Warm and pleasant and luminous the breath of the fire streamed through the little room. Like a fluttering fan of light it played over the parquet floor and chased the peaceful dusk which hid in tremulous shadows to the right and the left behind twisted chair-legs, or shrank into corners, lay thin and long in the shelter of mouldings, or flattened itself under the large clothes-press.

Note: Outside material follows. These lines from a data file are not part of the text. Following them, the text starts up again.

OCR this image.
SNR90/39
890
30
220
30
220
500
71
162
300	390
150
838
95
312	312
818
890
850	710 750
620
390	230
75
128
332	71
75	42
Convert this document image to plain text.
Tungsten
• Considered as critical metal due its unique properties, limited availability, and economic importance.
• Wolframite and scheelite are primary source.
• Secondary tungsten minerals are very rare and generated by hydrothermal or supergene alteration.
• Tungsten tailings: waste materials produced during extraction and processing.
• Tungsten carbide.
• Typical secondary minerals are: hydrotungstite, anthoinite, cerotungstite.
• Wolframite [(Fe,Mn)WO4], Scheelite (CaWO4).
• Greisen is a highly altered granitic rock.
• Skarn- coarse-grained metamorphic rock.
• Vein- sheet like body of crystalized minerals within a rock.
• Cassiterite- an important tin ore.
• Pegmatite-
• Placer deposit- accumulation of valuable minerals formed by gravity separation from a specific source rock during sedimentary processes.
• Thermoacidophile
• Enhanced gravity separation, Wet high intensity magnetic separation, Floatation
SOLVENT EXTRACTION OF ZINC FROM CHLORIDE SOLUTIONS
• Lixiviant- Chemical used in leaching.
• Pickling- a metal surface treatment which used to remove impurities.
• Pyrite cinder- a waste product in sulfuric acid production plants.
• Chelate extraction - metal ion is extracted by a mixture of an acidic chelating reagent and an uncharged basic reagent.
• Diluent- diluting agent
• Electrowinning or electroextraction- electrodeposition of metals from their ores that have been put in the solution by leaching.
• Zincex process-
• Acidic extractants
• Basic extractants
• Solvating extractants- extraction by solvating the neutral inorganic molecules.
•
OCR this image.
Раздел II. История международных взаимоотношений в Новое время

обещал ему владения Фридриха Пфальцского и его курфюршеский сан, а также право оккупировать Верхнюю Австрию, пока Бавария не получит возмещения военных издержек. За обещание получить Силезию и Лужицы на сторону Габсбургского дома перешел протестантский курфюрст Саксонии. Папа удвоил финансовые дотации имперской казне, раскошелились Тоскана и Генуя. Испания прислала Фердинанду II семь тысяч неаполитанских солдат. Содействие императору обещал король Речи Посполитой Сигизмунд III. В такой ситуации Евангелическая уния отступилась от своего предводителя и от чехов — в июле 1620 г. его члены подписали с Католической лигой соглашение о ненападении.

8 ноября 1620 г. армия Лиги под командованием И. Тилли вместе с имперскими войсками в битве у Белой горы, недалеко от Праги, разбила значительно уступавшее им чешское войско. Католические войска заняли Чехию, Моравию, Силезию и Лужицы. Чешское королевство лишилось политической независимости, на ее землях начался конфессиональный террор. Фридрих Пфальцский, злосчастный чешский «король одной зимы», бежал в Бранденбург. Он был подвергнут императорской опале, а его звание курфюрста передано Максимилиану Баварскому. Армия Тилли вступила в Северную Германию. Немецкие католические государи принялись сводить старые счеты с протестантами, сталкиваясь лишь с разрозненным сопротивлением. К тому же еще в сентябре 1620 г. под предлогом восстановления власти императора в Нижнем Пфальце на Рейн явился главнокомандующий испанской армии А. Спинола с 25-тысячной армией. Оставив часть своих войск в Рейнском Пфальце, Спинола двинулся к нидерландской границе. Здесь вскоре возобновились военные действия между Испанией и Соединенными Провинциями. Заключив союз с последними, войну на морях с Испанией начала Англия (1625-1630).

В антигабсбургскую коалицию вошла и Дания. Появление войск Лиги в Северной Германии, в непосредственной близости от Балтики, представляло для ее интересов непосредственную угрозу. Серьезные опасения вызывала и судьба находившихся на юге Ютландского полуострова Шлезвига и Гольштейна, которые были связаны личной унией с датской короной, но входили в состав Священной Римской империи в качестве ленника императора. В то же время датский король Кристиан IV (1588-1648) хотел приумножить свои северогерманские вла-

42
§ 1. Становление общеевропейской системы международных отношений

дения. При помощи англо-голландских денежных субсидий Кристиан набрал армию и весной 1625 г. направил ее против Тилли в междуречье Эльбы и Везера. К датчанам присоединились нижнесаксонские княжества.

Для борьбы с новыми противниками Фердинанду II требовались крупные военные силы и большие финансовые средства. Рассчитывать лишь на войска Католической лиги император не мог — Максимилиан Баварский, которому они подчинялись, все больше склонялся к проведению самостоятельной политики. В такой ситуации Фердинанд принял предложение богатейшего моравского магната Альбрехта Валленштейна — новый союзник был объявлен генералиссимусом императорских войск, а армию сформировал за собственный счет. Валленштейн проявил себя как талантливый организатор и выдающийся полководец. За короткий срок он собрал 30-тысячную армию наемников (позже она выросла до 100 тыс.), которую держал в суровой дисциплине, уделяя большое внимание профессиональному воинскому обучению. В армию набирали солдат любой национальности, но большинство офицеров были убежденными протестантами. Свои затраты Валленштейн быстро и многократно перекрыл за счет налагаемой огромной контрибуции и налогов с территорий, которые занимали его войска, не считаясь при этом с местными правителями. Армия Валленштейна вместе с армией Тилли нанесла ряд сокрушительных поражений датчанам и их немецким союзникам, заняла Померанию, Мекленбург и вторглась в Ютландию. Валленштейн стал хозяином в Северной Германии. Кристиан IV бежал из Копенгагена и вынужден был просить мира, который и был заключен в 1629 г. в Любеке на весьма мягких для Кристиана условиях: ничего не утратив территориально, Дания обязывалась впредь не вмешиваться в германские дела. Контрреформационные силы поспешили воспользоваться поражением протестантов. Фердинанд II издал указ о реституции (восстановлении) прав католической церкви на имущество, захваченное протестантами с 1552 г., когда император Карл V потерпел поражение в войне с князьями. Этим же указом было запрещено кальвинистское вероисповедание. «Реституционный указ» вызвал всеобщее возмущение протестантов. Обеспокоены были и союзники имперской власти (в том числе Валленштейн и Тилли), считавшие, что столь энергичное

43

Suddenly the chimney seemed to suck up the light and heat with a roar. Darkness spread boldly across the floor on every board and square, to the very fire, but the next moment the light leaped back again and sent the dusk flying to all sides, with the light pursuing it, up the walls and doors, above the brass latch. Safety nowhere! The dusk sat crouching against the wall, up under the ceiling, like a cat in a high branch, with the light scampering below, back and forth like a dog, leaping, running at the foot of the tree. Not even among the flagons and tumblers on the top of the press could the darkness be undisturbed, for red ruby-glasses, blue goblets, and green Rhenish wineglasses lit iridescent fires to help the light search them out.

The wind blew and the darkness fell outside, but within the fire glowed, the light played, and Marie Grubbe was singing. Now and again, she would murmur snatches of the words as they came to her mind, then again hum the melody alone. Her lute was in her hand, but she was not playing it, only touching the strings sometimes and calling out a few clear, long-sounding notes. It was one of those pleasant little pensive songs that make the cushions softer and the room warmer; one of those gently flowing airs that seem to sing themselves in their indolent wistfulness, while they give the voice a delicious roundness and fullness of tone. Marie was sitting in the light from the fire, and its beams played around her, while she sang in careless enjoyment, as if caressing herself with her own voice.

The little door opened, and Ulrik Frederik bent his tall form to enter. Marie stopped singing instantly.

“Ah, madam!” exclaimed Ulrik Frederik in a tone of gentle remonstrance, making a gesture of appeal, as he came up to her. “Had I known that you would allow my presence to incommode you—”

“No, truly, I was but singing to keep my dreams awake.”

“Pleasant dreams?” he asked, bending over the firedogs before the grate and warming his hands on the bright copper balls.

“Dreams of youth,” replied Marie, passing her hand over the strings of the lute.

“Ay, that was ever the way of old age,” and he smiled at her.

Marie was silent a moment, then suddenly spoke: “One may be full young and yet have old dreams.”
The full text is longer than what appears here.